Les photographies éclairent habilement ce propos par des vues multiples des différentes phases de l'exécution des dix-huit projets réalisés sélectionnés dans ce livre. La passerelle Solférino (1999), véritable espace public sur la Seine à Paris, est la création la plus emblématique des huit réalisations présentées dans ce chapitre. Elle illustre avec brio la définition de l’ingénieur Robert Le Ricolais (1894-1977) de «la pensée des structures comme l’art de disposer les vides» (p.85) que Marc Mimram semble avoir fait sienne dans de très nombreux ouvrages à l’«ossature poreuse» (p.11) où la lumière est consubstantielle de la structure.
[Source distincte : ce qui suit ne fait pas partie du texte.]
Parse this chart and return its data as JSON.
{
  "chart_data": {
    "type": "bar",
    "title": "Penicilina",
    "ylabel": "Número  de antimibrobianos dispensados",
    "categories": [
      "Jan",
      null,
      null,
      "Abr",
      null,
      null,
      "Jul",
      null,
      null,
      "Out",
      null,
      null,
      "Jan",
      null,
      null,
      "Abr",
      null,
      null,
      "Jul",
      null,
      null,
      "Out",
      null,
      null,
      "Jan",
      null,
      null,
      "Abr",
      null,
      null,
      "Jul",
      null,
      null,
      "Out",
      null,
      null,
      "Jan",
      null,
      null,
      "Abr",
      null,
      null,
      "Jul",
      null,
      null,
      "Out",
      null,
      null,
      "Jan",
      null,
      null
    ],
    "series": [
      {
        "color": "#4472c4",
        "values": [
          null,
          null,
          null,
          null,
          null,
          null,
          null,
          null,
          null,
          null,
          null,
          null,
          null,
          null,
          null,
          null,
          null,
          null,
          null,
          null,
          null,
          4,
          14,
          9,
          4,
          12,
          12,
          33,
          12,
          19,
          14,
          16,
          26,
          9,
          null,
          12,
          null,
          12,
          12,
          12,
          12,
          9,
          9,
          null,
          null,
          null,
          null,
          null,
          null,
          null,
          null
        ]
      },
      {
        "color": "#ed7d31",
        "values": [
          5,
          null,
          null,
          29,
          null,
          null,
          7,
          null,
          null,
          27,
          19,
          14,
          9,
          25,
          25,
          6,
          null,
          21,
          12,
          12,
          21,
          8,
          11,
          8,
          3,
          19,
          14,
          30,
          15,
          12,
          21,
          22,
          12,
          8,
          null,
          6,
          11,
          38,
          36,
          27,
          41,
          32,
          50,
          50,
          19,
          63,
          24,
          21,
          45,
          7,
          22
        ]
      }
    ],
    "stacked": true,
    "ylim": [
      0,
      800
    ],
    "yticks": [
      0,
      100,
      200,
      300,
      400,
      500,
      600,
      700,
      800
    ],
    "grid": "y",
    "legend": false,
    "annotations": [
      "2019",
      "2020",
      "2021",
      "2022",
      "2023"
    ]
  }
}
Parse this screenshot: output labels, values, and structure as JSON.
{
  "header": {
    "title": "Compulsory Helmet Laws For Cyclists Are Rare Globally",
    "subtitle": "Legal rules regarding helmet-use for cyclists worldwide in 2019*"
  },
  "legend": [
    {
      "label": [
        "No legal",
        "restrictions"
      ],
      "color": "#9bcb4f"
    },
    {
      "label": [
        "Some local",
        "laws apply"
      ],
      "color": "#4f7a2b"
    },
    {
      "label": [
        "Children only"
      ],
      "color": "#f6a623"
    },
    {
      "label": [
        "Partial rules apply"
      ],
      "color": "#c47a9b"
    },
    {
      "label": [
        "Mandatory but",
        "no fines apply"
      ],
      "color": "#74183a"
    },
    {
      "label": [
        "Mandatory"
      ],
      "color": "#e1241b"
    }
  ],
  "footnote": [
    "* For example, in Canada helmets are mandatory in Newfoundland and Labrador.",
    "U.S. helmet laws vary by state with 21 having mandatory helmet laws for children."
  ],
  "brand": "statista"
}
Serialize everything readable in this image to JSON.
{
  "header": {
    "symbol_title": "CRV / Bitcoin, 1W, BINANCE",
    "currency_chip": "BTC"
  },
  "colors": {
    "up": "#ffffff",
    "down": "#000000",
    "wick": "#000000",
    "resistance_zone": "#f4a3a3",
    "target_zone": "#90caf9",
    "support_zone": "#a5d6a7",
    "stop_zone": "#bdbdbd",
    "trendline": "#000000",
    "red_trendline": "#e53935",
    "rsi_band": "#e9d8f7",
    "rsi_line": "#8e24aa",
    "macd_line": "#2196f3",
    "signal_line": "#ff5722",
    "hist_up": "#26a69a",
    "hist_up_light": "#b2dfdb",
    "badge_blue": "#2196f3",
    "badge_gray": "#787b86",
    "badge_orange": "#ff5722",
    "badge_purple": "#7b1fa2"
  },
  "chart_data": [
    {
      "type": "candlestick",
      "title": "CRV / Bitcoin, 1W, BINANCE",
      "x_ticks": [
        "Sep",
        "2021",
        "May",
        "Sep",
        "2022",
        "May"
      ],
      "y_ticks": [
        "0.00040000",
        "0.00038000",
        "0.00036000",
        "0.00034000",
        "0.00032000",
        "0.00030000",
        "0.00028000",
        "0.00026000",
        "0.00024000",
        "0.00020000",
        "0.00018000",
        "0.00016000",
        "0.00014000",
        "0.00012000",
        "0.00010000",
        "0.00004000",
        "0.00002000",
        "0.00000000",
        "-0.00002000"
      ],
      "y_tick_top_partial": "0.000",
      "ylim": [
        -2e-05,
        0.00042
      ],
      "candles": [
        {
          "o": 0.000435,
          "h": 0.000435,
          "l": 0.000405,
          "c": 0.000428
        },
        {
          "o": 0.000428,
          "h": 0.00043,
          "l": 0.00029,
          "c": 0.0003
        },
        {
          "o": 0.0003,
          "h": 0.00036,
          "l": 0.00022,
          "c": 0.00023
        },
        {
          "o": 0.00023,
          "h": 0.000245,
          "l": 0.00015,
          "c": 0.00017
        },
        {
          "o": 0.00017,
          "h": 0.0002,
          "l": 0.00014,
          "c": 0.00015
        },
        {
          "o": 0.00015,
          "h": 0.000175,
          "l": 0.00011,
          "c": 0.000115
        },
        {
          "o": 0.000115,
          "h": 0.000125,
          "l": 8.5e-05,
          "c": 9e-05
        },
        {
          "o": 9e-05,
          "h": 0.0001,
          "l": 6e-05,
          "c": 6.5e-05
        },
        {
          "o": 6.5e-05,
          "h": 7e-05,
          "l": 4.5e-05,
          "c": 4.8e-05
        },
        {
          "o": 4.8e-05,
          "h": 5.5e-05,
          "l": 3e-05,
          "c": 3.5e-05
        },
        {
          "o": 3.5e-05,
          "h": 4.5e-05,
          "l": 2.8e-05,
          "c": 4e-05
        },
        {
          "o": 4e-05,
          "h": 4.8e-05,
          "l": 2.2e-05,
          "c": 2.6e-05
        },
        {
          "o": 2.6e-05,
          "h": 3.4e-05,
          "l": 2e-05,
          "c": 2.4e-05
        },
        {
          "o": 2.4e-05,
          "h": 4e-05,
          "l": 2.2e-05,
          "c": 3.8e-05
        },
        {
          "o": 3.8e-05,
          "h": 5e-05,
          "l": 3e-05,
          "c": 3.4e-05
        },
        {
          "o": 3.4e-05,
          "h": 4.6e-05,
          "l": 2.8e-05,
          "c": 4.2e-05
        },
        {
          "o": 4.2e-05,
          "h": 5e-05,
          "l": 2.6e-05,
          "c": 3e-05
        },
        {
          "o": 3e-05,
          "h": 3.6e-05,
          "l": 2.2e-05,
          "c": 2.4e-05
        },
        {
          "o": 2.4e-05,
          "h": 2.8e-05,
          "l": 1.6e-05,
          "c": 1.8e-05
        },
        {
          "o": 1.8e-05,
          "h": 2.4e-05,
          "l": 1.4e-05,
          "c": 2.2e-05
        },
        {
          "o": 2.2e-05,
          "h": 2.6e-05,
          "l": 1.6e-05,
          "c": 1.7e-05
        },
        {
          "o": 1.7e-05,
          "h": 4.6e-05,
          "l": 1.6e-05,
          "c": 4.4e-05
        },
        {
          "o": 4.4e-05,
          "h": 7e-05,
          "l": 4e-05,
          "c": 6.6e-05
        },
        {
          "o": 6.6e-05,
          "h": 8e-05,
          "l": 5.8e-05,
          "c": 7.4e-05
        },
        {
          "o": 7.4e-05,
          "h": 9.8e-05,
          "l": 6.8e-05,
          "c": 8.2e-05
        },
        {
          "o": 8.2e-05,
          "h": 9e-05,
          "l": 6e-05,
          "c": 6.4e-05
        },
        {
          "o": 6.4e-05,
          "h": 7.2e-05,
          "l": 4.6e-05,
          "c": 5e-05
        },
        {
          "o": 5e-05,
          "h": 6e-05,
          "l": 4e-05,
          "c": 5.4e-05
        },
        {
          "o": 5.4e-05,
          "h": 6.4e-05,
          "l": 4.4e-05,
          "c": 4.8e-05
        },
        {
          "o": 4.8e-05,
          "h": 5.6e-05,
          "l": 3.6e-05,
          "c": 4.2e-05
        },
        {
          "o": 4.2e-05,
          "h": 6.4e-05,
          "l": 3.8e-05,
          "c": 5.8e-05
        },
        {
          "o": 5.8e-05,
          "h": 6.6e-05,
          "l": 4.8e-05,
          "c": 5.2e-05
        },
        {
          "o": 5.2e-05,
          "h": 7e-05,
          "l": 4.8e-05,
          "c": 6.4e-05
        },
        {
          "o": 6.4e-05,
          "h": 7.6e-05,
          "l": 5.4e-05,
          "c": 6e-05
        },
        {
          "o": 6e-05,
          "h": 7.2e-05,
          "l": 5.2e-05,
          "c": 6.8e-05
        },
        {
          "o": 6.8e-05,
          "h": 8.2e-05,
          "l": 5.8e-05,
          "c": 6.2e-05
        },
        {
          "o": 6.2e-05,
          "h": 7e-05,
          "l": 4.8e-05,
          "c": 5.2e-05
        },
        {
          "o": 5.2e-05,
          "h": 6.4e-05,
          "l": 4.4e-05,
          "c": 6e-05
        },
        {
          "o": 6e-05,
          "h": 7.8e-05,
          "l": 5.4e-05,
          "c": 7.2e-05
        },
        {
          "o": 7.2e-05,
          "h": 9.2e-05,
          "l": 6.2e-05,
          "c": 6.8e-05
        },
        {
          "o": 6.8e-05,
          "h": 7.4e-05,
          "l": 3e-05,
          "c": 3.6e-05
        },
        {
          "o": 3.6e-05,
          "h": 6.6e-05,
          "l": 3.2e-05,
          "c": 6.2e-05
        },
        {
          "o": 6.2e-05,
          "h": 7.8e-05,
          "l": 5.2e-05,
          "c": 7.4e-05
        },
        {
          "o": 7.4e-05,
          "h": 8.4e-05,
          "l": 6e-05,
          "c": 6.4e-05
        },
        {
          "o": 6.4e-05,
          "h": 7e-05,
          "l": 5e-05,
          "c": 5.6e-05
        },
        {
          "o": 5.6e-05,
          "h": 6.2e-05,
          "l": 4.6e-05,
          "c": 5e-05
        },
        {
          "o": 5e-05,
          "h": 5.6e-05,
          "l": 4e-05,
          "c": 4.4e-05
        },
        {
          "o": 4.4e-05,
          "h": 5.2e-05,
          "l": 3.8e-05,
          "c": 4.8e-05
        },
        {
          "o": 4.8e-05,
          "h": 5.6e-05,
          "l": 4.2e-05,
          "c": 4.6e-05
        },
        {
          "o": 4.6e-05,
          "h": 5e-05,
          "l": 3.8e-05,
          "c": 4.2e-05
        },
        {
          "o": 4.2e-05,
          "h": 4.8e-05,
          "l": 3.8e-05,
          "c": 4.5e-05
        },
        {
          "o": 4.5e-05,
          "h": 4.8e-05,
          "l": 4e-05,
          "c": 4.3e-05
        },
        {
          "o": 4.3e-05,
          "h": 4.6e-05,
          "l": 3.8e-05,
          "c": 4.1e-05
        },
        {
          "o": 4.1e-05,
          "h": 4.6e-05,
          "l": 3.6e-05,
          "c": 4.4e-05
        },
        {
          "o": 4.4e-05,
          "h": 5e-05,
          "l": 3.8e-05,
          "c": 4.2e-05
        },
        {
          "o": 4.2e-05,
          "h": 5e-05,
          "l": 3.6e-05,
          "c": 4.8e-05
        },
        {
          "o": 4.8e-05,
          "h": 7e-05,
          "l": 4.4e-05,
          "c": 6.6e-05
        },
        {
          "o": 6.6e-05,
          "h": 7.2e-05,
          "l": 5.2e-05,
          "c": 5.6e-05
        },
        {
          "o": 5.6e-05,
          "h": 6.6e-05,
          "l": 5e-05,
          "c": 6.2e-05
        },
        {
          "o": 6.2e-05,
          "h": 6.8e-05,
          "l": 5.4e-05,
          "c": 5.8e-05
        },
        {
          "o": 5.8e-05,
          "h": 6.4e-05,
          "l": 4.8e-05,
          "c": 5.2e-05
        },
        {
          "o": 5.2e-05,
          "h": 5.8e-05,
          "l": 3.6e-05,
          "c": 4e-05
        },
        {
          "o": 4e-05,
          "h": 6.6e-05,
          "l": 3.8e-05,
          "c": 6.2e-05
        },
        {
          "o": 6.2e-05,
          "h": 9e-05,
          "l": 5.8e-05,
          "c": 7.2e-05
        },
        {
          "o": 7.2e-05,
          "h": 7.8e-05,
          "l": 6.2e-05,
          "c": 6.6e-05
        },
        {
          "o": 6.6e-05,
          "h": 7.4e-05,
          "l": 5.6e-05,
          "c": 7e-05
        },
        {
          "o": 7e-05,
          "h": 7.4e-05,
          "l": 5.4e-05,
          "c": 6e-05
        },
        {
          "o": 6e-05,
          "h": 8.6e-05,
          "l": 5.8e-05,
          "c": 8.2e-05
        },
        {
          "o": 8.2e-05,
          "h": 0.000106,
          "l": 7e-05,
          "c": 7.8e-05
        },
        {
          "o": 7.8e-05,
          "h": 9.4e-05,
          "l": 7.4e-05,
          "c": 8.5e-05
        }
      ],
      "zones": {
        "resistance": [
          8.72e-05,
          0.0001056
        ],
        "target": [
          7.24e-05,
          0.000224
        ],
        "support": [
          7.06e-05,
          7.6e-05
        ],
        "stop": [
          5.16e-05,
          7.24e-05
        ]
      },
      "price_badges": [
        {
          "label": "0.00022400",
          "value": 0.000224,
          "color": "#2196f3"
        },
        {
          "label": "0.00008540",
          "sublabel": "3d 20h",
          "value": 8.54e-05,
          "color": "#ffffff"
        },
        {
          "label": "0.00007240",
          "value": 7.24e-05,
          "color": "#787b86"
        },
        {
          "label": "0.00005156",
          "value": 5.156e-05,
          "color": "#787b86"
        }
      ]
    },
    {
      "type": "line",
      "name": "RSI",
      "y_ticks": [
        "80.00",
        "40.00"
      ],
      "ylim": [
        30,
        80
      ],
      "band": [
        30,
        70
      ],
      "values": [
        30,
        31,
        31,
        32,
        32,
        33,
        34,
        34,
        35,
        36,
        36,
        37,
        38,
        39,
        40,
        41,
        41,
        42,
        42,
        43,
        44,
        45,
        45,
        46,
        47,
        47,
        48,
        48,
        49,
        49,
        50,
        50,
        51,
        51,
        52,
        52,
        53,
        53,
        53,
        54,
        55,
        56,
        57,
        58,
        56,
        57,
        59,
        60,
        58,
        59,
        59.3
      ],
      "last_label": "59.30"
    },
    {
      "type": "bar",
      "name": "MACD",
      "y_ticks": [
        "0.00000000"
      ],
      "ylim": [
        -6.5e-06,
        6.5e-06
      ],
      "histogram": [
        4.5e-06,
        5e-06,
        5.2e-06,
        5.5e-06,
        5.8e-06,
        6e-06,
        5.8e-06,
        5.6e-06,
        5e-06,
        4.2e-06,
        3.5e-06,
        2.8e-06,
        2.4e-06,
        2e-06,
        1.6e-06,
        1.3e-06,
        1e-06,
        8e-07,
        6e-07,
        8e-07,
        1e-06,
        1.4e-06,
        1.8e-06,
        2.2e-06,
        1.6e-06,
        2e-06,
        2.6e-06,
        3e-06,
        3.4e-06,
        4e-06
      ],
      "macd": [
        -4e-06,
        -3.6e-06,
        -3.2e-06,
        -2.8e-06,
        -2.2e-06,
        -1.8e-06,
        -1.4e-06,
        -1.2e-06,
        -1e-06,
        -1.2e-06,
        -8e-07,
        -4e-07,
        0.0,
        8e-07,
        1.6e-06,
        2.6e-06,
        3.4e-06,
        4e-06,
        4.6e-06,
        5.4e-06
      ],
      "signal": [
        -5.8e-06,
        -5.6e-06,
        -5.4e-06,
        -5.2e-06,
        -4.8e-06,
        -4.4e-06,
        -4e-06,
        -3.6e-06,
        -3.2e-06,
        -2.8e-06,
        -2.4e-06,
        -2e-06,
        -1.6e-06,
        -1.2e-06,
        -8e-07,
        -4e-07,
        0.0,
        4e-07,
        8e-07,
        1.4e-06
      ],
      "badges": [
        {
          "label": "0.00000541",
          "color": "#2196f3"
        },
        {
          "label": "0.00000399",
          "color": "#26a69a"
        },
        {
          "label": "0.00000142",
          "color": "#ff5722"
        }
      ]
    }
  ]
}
Dans le dernier texte intitulé «architecte et ingénieur», Antoine Picon observe qu’«en même temps qu’elle constitue une sorte d’exception, la carrière de Mimram reflète un certain nombre d’évolutions qui conduisent à se reposer de manière neuve la question des rapports entre ingénierie et architecture» (p.149) L’auteur examine les réponses multiples à cette question, que l’on peut lire dans les créations de Marc Mimram, notamment les plus récentes et les plus surprenantes qu’il lui est permit de construire en Chine. C’est là-bas dans ce moment de croissance effrénée avide de nouveauté que la trilogie "pensée-calcul-fabrique", encore influencée par les conditions locales —une main d’œuvre très abondante—, se révèle génératrice de solutions tout à fait inattendues. Marc Mimram parle à ce sujet de «l’artisanat numérique» comme d’une nouvelle pratique de l’outil informatique pour repenser la matérialité des constructions en lien avec leur capacité de production. Des projets présentés dans cette dernière partie, le pont de Feng Hua à Tianjin en Chine est un des plus imaginatifs. Il évoque à la fois les mobiles de Calder, graciles, et l’ingéniosité de la génération des pièces presque toutes différentes issues d’une même surface courbe pour construire les grandes coques de l’Opéra de Sydney de Jørn Utzon.

Celui pour qui certains n’envisageaient peut-être au départ qu’une carrière d’ingénieur comme accompagnateur et interprète de projets d’architectes (ce que Mimram et son bureau d’études a fait avec talent pendant une longue période auprès de ses confrères tels Paul Chemetov, Yves Lion, Renzo Piano ou encore Rem Koolhaas) apparaît ici comme un auteur complet d’une œuvre en expansion où génie civil et architecture ne font qu’un.